Die Cloud-basierte Navigationstechnologie für fahrerlose Transportsysteme ermöglicht die kooperative Kartierung und Pfadplanung über einen zentralen Navigationsserver.
Rainer Bez | Stuttgart IFF/Fraunhofer IPA
Fahrerlosen Transportsysteme (FTS) sind in den meisten Einsatzumgebungen noch immer starre Installationen, bei denen die einzelnen Fahrzeuge fest vorgegebenen Routen folgen. Die Informationen über ihre Einsatzumgebung, die sie für die Pfadplanung benötigen, müssen ihre bordeigenen Sensoren laufend erfassen. Stellt sich ihnen ein Hindernis in den Weg, bleiben sie stehen, bis der Weg frei ist. Einmal eingerichtet, lässt sich das FTS nur noch mit hohem Aufwand an neue Layouts anpassen. Um bei Umstrukturierungen kostspielige und zeitraubende Umbaumaßnahmen zu vermeiden, hat ein vierköpfiges Forschungsteam um Gruppenleiter Kai Pfeiffer am Fraunhofer IPA alle fahrerlosen Transportfahrzeuge sowie die externen Laserscanner einer Werkhalle über die Cloud miteinander vernetzt.

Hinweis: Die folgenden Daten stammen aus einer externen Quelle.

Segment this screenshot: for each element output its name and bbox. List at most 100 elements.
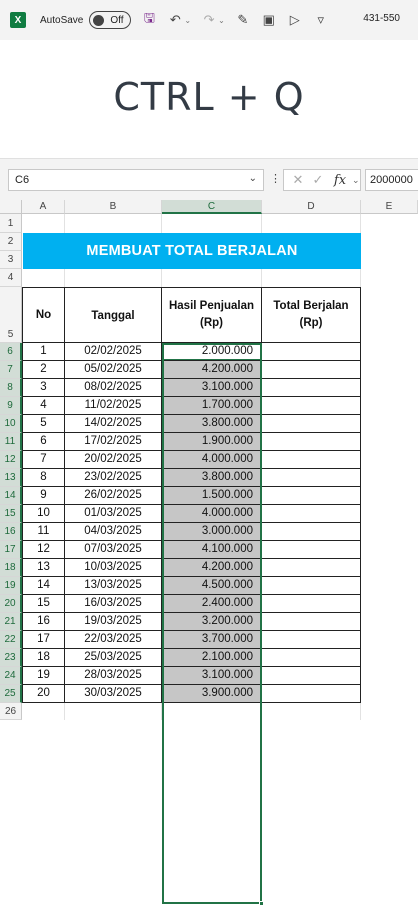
insert-function-icon[interactable]: fx [328,173,352,188]
header-hasil-penjualan[interactable]: Hasil Penjualan (Rp) [162,287,262,343]
cell-hasil-penjualan[interactable]: 1.500.000 [162,487,262,505]
cell-tanggal[interactable]: 26/02/2025 [65,487,162,505]
cell-total-berjalan[interactable] [262,631,361,649]
cell-hasil-penjualan[interactable]: 4.000.000 [162,505,262,523]
row-header-15[interactable]: 15 [0,505,22,523]
header-no[interactable]: No [22,287,65,343]
cell-tanggal[interactable]: 14/02/2025 [65,415,162,433]
cell-tanggal[interactable]: 30/03/2025 [65,685,162,703]
cell-no[interactable]: 15 [22,595,65,613]
cell-no[interactable]: 12 [22,541,65,559]
cell-hasil-penjualan[interactable]: 3.800.000 [162,469,262,487]
camera-icon[interactable]: ▣ [261,12,277,28]
formula-input[interactable]: 2000000 [365,169,418,191]
row-header-6[interactable]: 6 [0,343,22,361]
header-tanggal[interactable]: Tanggal [65,287,162,343]
cell-no[interactable]: 4 [22,397,65,415]
cell-total-berjalan[interactable] [262,415,361,433]
cell-total-berjalan[interactable] [262,523,361,541]
row-header-5[interactable]: 5 [0,287,22,343]
row-header-22[interactable]: 22 [0,631,22,649]
column-header-d[interactable]: D [262,200,361,214]
cell-hasil-penjualan[interactable]: 4.100.000 [162,541,262,559]
cell-total-berjalan[interactable] [262,469,361,487]
row-header-23[interactable]: 23 [0,649,22,667]
redo-dropdown-icon[interactable]: ⌄ [218,16,225,25]
cell-no[interactable]: 19 [22,667,65,685]
more-options-icon[interactable]: ⋮ [270,172,281,185]
cell-total-berjalan[interactable] [262,613,361,631]
cell-total-berjalan[interactable] [262,541,361,559]
cell-tanggal[interactable]: 20/02/2025 [65,451,162,469]
cell-total-berjalan[interactable] [262,397,361,415]
cell-tanggal[interactable]: 22/03/2025 [65,631,162,649]
customize-icon[interactable]: ▿ [313,12,329,28]
cancel-icon[interactable]: ✕ [288,172,308,188]
row-header-2[interactable]: 2 [0,233,22,251]
cell-hasil-penjualan[interactable]: 4.500.000 [162,577,262,595]
cell-hasil-penjualan[interactable]: 2.000.000 [162,343,262,361]
cell-tanggal[interactable]: 28/03/2025 [65,667,162,685]
column-header-b[interactable]: B [65,200,162,214]
cell-hasil-penjualan[interactable]: 3.800.000 [162,415,262,433]
cell-total-berjalan[interactable] [262,487,361,505]
row-header-18[interactable]: 18 [0,559,22,577]
cell-hasil-penjualan[interactable]: 3.700.000 [162,631,262,649]
sheet-title[interactable]: MEMBUAT TOTAL BERJALAN [23,233,361,269]
row-header-25[interactable]: 25 [0,685,22,703]
chevron-down-icon[interactable]: ⌄ [249,173,257,184]
enter-icon[interactable]: ✓ [308,172,328,188]
cell-total-berjalan[interactable] [262,343,361,361]
cell-tanggal[interactable]: 17/02/2025 [65,433,162,451]
cell-tanggal[interactable]: 13/03/2025 [65,577,162,595]
cell-hasil-penjualan[interactable]: 1.900.000 [162,433,262,451]
row-header-4[interactable]: 4 [0,269,22,287]
cell-total-berjalan[interactable] [262,559,361,577]
row-header-26[interactable]: 26 [0,703,22,720]
column-header-a[interactable]: A [22,200,65,214]
row-header-16[interactable]: 16 [0,523,22,541]
name-box[interactable]: C6 ⌄ [8,169,264,191]
column-header-e[interactable]: E [361,200,418,214]
row-header-10[interactable]: 10 [0,415,22,433]
row-header-17[interactable]: 17 [0,541,22,559]
cell-tanggal[interactable]: 07/03/2025 [65,541,162,559]
cell-no[interactable]: 20 [22,685,65,703]
cell-hasil-penjualan[interactable]: 3.900.000 [162,685,262,703]
save-icon[interactable]: 🖫 [141,9,157,31]
cell-total-berjalan[interactable] [262,505,361,523]
row-header-8[interactable]: 8 [0,379,22,397]
row-header-7[interactable]: 7 [0,361,22,379]
cell-no[interactable]: 17 [22,631,65,649]
cell-tanggal[interactable]: 04/03/2025 [65,523,162,541]
cell-total-berjalan[interactable] [262,451,361,469]
cell-hasil-penjualan[interactable]: 3.200.000 [162,613,262,631]
cell-total-berjalan[interactable] [262,649,361,667]
cell-no[interactable]: 9 [22,487,65,505]
cell-tanggal[interactable]: 19/03/2025 [65,613,162,631]
cell-hasil-penjualan[interactable]: 1.700.000 [162,397,262,415]
cell-no[interactable]: 2 [22,361,65,379]
cell-tanggal[interactable]: 23/02/2025 [65,469,162,487]
row-header-11[interactable]: 11 [0,433,22,451]
row-header-20[interactable]: 20 [0,595,22,613]
row-header-12[interactable]: 12 [0,451,22,469]
cell-no[interactable]: 5 [22,415,65,433]
cell-no[interactable]: 1 [22,343,65,361]
cell-tanggal[interactable]: 01/03/2025 [65,505,162,523]
present-icon[interactable]: ▷ [287,12,303,28]
row-header-24[interactable]: 24 [0,667,22,685]
row-header-21[interactable]: 21 [0,613,22,631]
cell-tanggal[interactable]: 16/03/2025 [65,595,162,613]
cell-no[interactable]: 11 [22,523,65,541]
cell-no[interactable]: 13 [22,559,65,577]
row-header-1[interactable]: 1 [0,214,22,233]
row-header-14[interactable]: 14 [0,487,22,505]
cell-hasil-penjualan[interactable]: 3.000.000 [162,523,262,541]
column-header-c[interactable]: C [162,200,262,214]
cell-total-berjalan[interactable] [262,685,361,703]
cell-no[interactable]: 6 [22,433,65,451]
cell-no[interactable]: 16 [22,613,65,631]
fill-handle[interactable] [259,901,264,906]
cell-total-berjalan[interactable] [262,595,361,613]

Umgebungskarte immer auf dem aktuellen Stand
Bestandteil der Cloud-Navigation ist das eigens entwickelte Softwaremodul "Cooperative Longterm-SLAM" (SLAM = Simultaneous Localization and Mapping): Sämtliche fest im Raum installierten Laserscanner und die Sensoren aller fahrerlosen Transportfahrzeuge sammeln gemeinsam Informationen über ihre Umgebung und erstellen daraus eine Karte, die fortlaufend aktualisiert wird. "Aus diesen Daten errechnet der Cloud-basierte Navigationsserver die Routenkarten für jedes einzelne Fahrzeug", erläutert Pfeiffer. Das Softwaremodul "Predictive Driver", eine Weiterentwicklung von "Elastic-Band", ist für die reaktive Pfadplanung zuständig. Die Software reagiert auf spontan auftretende Hindernisse und errechnet eine Ausweichroute. Kreuzen sich die Routen zweier fahrerloser Transportfahrzeuge, stimmen sich deren Bewegungsplaner über die Cloud miteinander ab. Staus oder Kollisionen werden so vermieden.

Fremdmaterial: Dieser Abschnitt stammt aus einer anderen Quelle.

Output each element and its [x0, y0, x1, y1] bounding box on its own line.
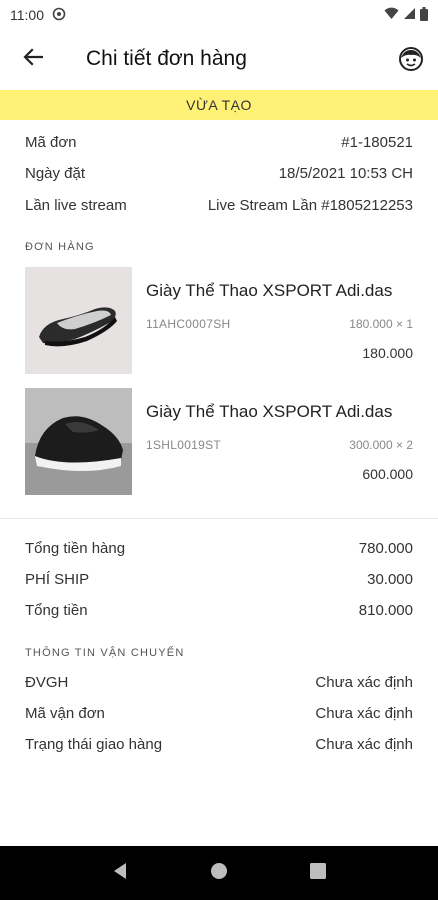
order-status-label: VỪA TẠO	[186, 97, 252, 113]
nav-back-icon	[112, 862, 128, 885]
product-price-quantity: 300.000 × 2	[349, 438, 413, 452]
nav-home-button[interactable]	[207, 861, 231, 885]
status-time: 11:00	[10, 7, 44, 23]
nav-recents-icon	[310, 862, 327, 884]
subtotal-label: Tổng tiền hàng	[25, 540, 126, 557]
divider	[0, 518, 438, 519]
order-date-label: Ngày đặt	[25, 165, 86, 182]
order-status-banner: VỪA TẠO	[0, 90, 438, 120]
nav-home-icon	[210, 862, 228, 885]
avatar-button[interactable]	[398, 46, 424, 72]
sync-icon	[52, 7, 66, 24]
grand-total-label: Tổng tiền	[25, 602, 88, 619]
product-line-total: 600.000	[362, 466, 413, 482]
battery-icon	[420, 6, 428, 24]
product-image	[25, 388, 132, 495]
tracking-code-label: Mã vận đơn	[25, 705, 105, 722]
page-title: Chi tiết đơn hàng	[86, 47, 247, 70]
product-line-total: 180.000	[362, 345, 413, 361]
order-date-value: 18/5/2021 10:53 CH	[278, 165, 413, 182]
back-arrow-icon	[23, 47, 44, 71]
order-code-label: Mã đơn	[25, 134, 77, 151]
delivery-status-row: Trạng thái giao hàng Chưa xác định	[25, 736, 413, 753]
product-price-quantity: 180.000 × 1	[349, 317, 413, 331]
app-bar: Chi tiết đơn hàng	[0, 34, 438, 84]
order-code-row: Mã đơn #1-180521	[25, 134, 413, 151]
items-section-title: ĐƠN HÀNG	[25, 241, 95, 253]
nav-back-button[interactable]	[108, 861, 132, 885]
subtotal-value: 780.000	[358, 540, 413, 557]
product-name: Giày Thể Thao XSPORT Adi.das	[146, 281, 393, 300]
order-item[interactable]: Giày Thể Thao XSPORT Adi.das 1SHL0019ST …	[25, 388, 413, 496]
shipping-fee-value: 30.000	[367, 571, 413, 588]
tracking-code-row: Mã vận đơn Chưa xác định	[25, 705, 413, 722]
product-sku: 11AHC0007SH	[146, 317, 231, 331]
livestream-row: Lần live stream Live Stream Lần #1805212…	[25, 197, 413, 214]
carrier-value: Chưa xác định	[315, 674, 413, 691]
avatar-icon	[398, 47, 424, 76]
system-navigation-bar	[0, 846, 438, 900]
shipping-fee-label: PHÍ SHIP	[25, 571, 90, 588]
carrier-label: ĐVGH	[25, 674, 69, 691]
carrier-row: ĐVGH Chưa xác định	[25, 674, 413, 691]
order-date-row: Ngày đặt 18/5/2021 10:53 CH	[25, 165, 413, 182]
wifi-icon	[384, 7, 399, 23]
product-name: Giày Thể Thao XSPORT Adi.das	[146, 402, 393, 421]
order-item[interactable]: Giày Thể Thao XSPORT Adi.das 11AHC0007SH…	[25, 267, 413, 375]
product-image	[25, 267, 132, 374]
shipping-section-title: THÔNG TIN VẬN CHUYỂN	[25, 647, 185, 659]
back-button[interactable]	[18, 44, 48, 74]
delivery-status-value: Chưa xác định	[315, 736, 413, 753]
subtotal-row: Tổng tiền hàng 780.000	[25, 540, 413, 557]
order-code-value: #1-180521	[341, 134, 413, 151]
delivery-status-label: Trạng thái giao hàng	[25, 736, 163, 753]
tracking-code-value: Chưa xác định	[315, 705, 413, 722]
livestream-value: Live Stream Lần #1805212253	[207, 197, 413, 214]
nav-recents-button[interactable]	[306, 861, 330, 885]
shipping-fee-row: PHÍ SHIP 30.000	[25, 571, 413, 588]
signal-icon	[403, 7, 416, 23]
grand-total-row: Tổng tiền 810.000	[25, 602, 413, 619]
status-bar: 11:00	[0, 0, 438, 30]
product-sku: 1SHL0019ST	[146, 438, 222, 452]
livestream-label: Lần live stream	[25, 197, 127, 214]
grand-total-value: 810.000	[358, 602, 413, 619]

Ein vorhandenes FTS lässt sich jederzeit mit der Cloud-Navigation nachrüsten. Dabei lässt sich die Cloud-Lösung lokal, also am Einsatzort, als eine Art Leitrechner, implementieren. Erste Einsätze haben gezeigt, dass die Lokalisierungsgenauigkeit um bis zu 75 Prozent zunehme. Außerdem verkürze die kooperative Pfadplanung die zurückgelegten Fahrwege um bis zu 20 Prozent, während der reibungslose Verkehr an Kreuzungspunkten eine Zeitersparnis von 25 Prozent bringe. Auch bei der Hardware erlaube die Cloud-Navigation Einsparungen: Die einzelnen fahrerlosen Transportfahrzeuge kommen mit weniger Sensoren und Rechenleistung aus, weil sie keine rechenintensiven Navigationsalgorithmen ausführen müssen. "So werden FTS zugleich leistungsfähiger und wirtschaftlicher", fasst Pfeiffer zusammen. "Der Energiebedarf pro Recheneinheit sinkt um 70 Prozent und die Kosten für Sensoren in bestimmten Fällen um bis zu 80 Prozent."